8: On the Impact of Software Patching on Gameplay for the League of Legends Computer Game
LoL has been patched over 160 times since its release in 2009 with an average of about 1.5 patch files per month. LoL devs have access to millions of games, over 450,000 between Seasons 4-6. Analyzes how Riot patches the game and how these patches effect game length, champion ban/pick rate, item usage rate etc.
15: Establishing Competitive Domination Cycles for Peer-to-peer Game Combat
The paper investigates if domination loops can be determined using agents in a rock, scissors, paper style approach. The paper concludes that domination loops do exists in the context of single unit combat scenarios. Their models and methods are capable of finding frequent examples of units in a cyclic dominance relationship.

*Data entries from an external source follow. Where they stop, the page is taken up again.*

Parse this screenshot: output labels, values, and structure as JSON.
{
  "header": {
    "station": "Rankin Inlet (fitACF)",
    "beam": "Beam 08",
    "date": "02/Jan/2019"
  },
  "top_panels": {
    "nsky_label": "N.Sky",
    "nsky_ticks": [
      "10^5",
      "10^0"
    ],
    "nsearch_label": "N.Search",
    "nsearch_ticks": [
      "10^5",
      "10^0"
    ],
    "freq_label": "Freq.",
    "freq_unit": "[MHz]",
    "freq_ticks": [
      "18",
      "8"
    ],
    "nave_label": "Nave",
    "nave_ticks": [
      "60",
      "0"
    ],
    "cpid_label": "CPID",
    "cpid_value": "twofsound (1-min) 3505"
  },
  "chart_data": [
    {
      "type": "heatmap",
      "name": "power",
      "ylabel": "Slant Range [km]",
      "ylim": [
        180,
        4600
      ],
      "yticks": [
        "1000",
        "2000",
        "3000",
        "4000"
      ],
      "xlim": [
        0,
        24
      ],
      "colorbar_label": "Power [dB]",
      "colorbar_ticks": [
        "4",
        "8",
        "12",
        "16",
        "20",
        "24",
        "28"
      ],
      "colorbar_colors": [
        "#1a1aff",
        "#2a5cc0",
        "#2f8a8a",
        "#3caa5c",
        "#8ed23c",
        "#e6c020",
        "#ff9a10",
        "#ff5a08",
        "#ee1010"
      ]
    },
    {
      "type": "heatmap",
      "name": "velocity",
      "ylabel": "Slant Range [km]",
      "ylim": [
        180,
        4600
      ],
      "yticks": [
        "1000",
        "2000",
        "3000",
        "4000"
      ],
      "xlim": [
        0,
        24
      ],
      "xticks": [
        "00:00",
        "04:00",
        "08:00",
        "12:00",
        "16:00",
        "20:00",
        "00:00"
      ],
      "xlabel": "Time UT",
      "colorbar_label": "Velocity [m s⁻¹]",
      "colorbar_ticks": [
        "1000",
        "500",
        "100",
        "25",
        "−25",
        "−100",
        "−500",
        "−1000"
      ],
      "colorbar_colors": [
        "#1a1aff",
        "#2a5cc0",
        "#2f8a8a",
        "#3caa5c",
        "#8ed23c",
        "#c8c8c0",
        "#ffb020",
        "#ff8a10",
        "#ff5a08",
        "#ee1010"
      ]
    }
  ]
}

16: A Competitive Markov Approach to the Optimal Combat Strategies of On-Line Action Role-Playing Game Using Evolutionary Algorithms
Divides combat strategies into three distinct classes, Strategy of Motion, Strategy of Attacking Occasion, and Strategy of Using Skill. They analyze such strategies of a basic game model in which the combat is modeled by the discrete competitive Markov decision process. They focus on how SUS (Strategy of Using Skill) pairs can be balanced using coevolution and CCEA.
20: Automatic Playtesting for Game Parameter Tuning via Active Learning
Playtesting for finetuning a game is expensive. The paper shows that active learning techniques can formalize and automate a subset of playtesting goals. They argue that parameter tuning can be automated to reduce the cost of playtesting to achieve a design goal by intelligently picking designs to test.